First, God has been showing me through studying and praying to not get too connected here. I'm not sure if that is in Texas or to teaching or what.? All I know is that I heard it and I'm seeing confirmation after confirmation. I know for sure that Dustin is to finish school of course, but I keep seeing God gently tell me to not establish "roots". I know that I am supposed to get involved with things, but He keeps nudging me to realize that no place on this earth is my home. As Watchman Nee puts it, "This earth is my temporary inn, or dwelling place."
Anyways, Pastor Janice informed me that she had over one hundred applicants for this job and had been interviewing for over a week. She never felt a peace about anyone. She told me that she knew when she was interviewing me that I was the one. She had six other interviews after me and she said that she wanted to call them and cancel, but she went through them anyways. This is a God thing! My first day on the job, she sat with me in my classroom and prayed with me. She is spirit-filled and is very passionate about her teacher being as well. I couldn't ask for a better working environment.
The reason I have said that this is bitter-sweet is because I catch myself feeling like a failure that I don't have a normal 1-5 classroom. I think more of my hurt lies in the fact that I so wanted to show everyone that God could provide me with a job in an impossible situation. I guess I am afraid that people will not see God's glory behind this job. I learned something beautiful behind this, though. I realized that God cared more about what was right for me and that school than He did about showing people that He could do it. It taught me that giving God glory for something isn't about Him providing in the impossible.....it's about giving Him glory for giving me what I need. He is the ultimate example in loving, isn't He? Oh, how my heart longs for this kind of foresight and wisdom. I also think about the huge pay cut, but then I remember how just having enough is what it's all about. I would rather my faith be strengthened than to be handed everything on a silver pladder. Lastly, I guess I'm also a little sad that I couldn't provide more comfort for my husband. He deserves the absolute best money can buy.

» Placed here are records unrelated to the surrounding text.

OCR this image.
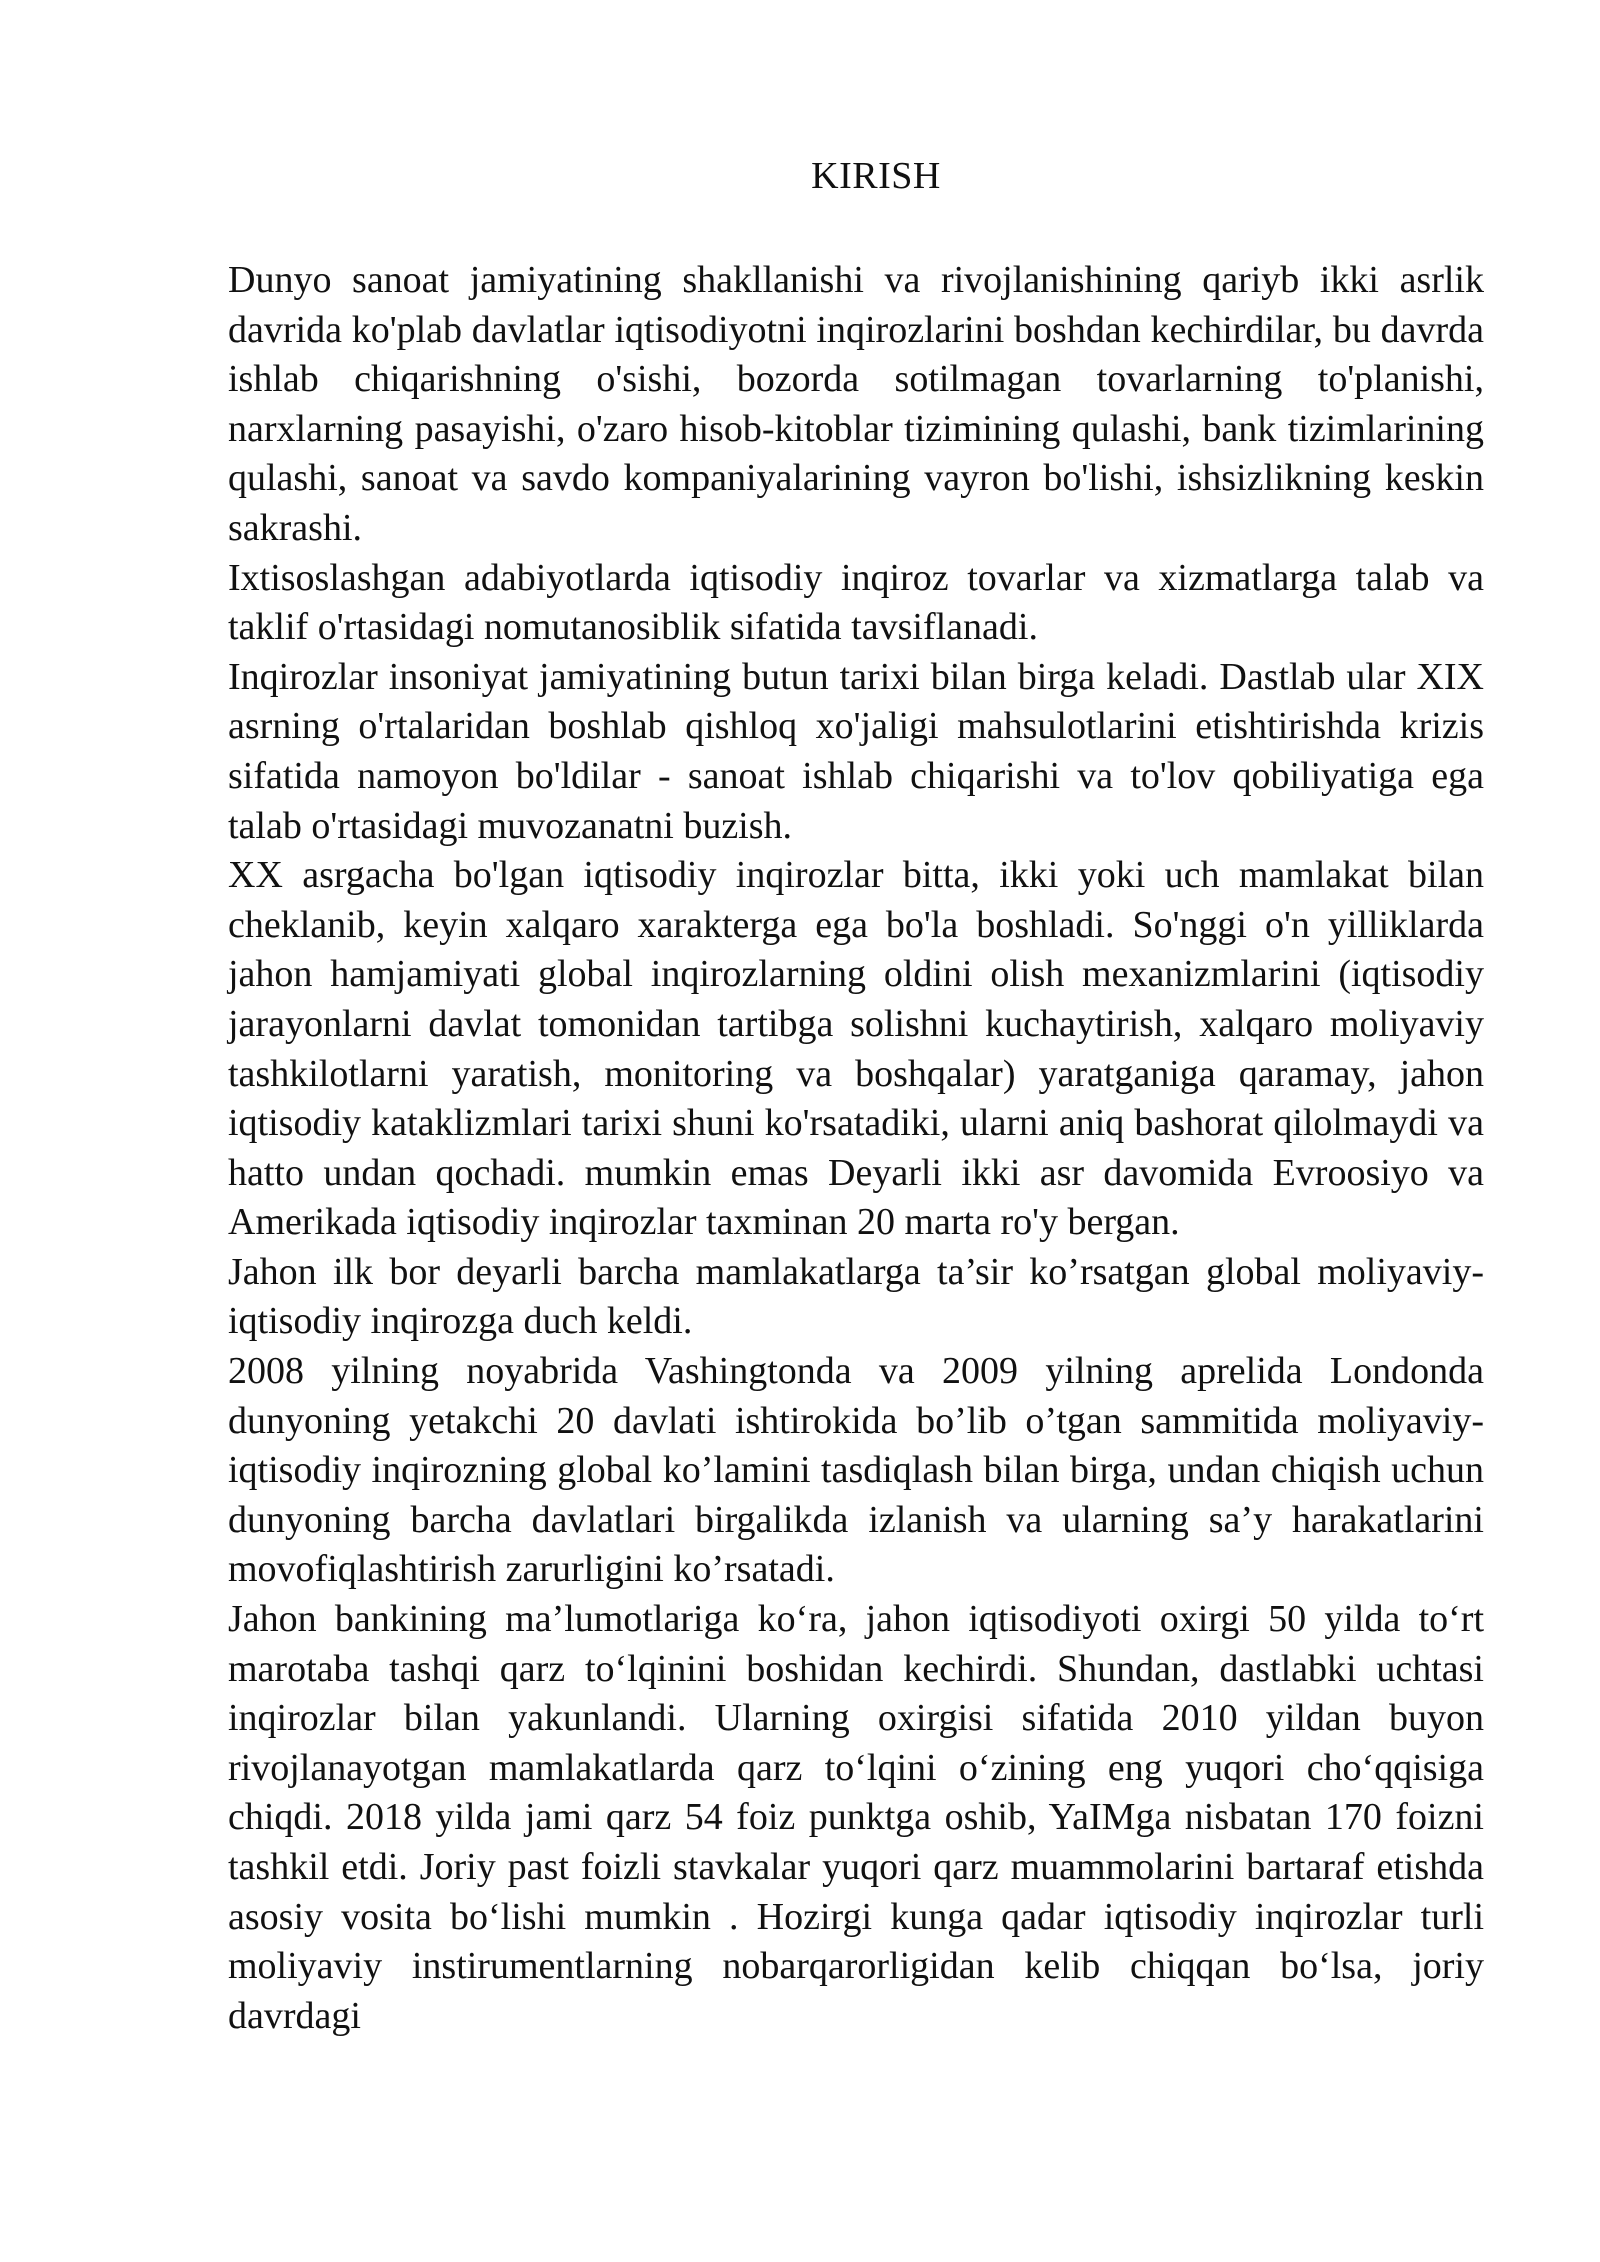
KIRISH

Dunyo sanoat jamiyatining shakllanishi va rivojlanishining qariyb ikki asrlik davrida ko'plab davlatlar iqtisodiyotni inqirozlarini boshdan kechirdilar, bu davrda ishlab chiqarishning o'sishi, bozorda sotilmagan tovarlarning to'planishi, narxlarning pasayishi, o'zaro hisob-kitoblar tizimining qulashi, bank tizimlarining qulashi, sanoat va savdo kompaniyalarining vayron bo'lishi, ishsizlikning keskin sakrashi.

Ixtisoslashgan adabiyotlarda iqtisodiy inqiroz tovarlar va xizmatlarga talab va taklif o'rtasidagi nomutanosiblik sifatida tavsiflanadi.

Inqirozlar insoniyat jamiyatining butun tarixi bilan birga keladi. Dastlab ular XIX asrning o'rtalaridan boshlab qishloq xo'jaligi mahsulotlarini etishtirishda krizis sifatida namoyon bo'ldilar - sanoat ishlab chiqarishi va to'lov qobiliyatiga ega talab o'rtasidagi muvozanatni buzish.

XX asrgacha bo'lgan iqtisodiy inqirozlar bitta, ikki yoki uch mamlakat bilan cheklanib, keyin xalqaro xarakterga ega bo'la boshladi. So'nggi o'n yilliklarda jahon hamjamiyati global inqirozlarning oldini olish mexanizmlarini (iqtisodiy jarayonlarni davlat tomonidan tartibga solishni kuchaytirish, xalqaro moliyaviy tashkilotlarni yaratish, monitoring va boshqalar) yaratganiga qaramay, jahon iqtisodiy kataklizmlari tarixi shuni ko'rsatadiki, ularni aniq bashorat qilolmaydi va hatto undan qochadi. mumkin emas Deyarli ikki asr davomida Evroosiyo va Amerikada iqtisodiy inqirozlar taxminan 20 marta ro'y bergan.

Jahon ilk bor deyarli barcha mamlakatlarga ta’sir ko’rsatgan global moliyaviy-iqtisodiy inqirozga duch keldi.

2008 yilning noyabrida Vashingtonda va 2009 yilning aprelida Londonda dunyoning yetakchi 20 davlati ishtirokida bo’lib o’tgan sammitida moliyaviy-iqtisodiy inqirozning global ko’lamini tasdiqlash bilan birga, undan chiqish uchun dunyoning barcha davlatlari birgalikda izlanish va ularning sa’y harakatlarini movofiqlashtirish zarurligini ko’rsatadi.

Jahon bankining ma’lumotlariga ko‘ra, jahon iqtisodiyoti oxirgi 50 yilda to‘rt marotaba tashqi qarz to‘lqinini boshidan kechirdi. Shundan, dastlabki uchtasi inqirozlar bilan yakunlandi. Ularning oxirgisi sifatida 2010 yildan buyon rivojlanayotgan mamlakatlarda qarz to‘lqini o‘zining eng yuqori cho‘qqisiga chiqdi. 2018 yilda jami qarz 54 foiz punktga oshib, YaIMga nisbatan 170 foizni tashkil etdi. Joriy past foizli stavkalar yuqori qarz muammolarini bartaraf etishda asosiy vosita bo‘lishi mumkin . Hozirgi kunga qadar iqtisodiy inqirozlar turli moliyaviy instirumentlarning nobarqarorligidan kelib chiqqan bo‘lsa, joriy davrdagi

However, I know this is the plan God has for me and that I want to prove myself faithful with little....although the Holy Spirit quickens me to understand that teaching Jesus and knowledge to little ones for life is a very big responsibility. Maybe one day those little ones will draw on something that I have taught and modeled to them in life. I so want to show them how to make good choices and how to be successful in life. The best part is that I get to teach Jesus! That takes the cake!
On a different note, Dustin, Richie, and Justin have all been in orientation for school. I'm so stink'n excited for them. Those boys hold a very special place in my heart. Richie is quickly becoming a part of the family! Tuckie initiated him in by offering to let Richie play with him and his big boy bone! ha
Well, I guess I should straightn' up the house and get ready for the guys to come home.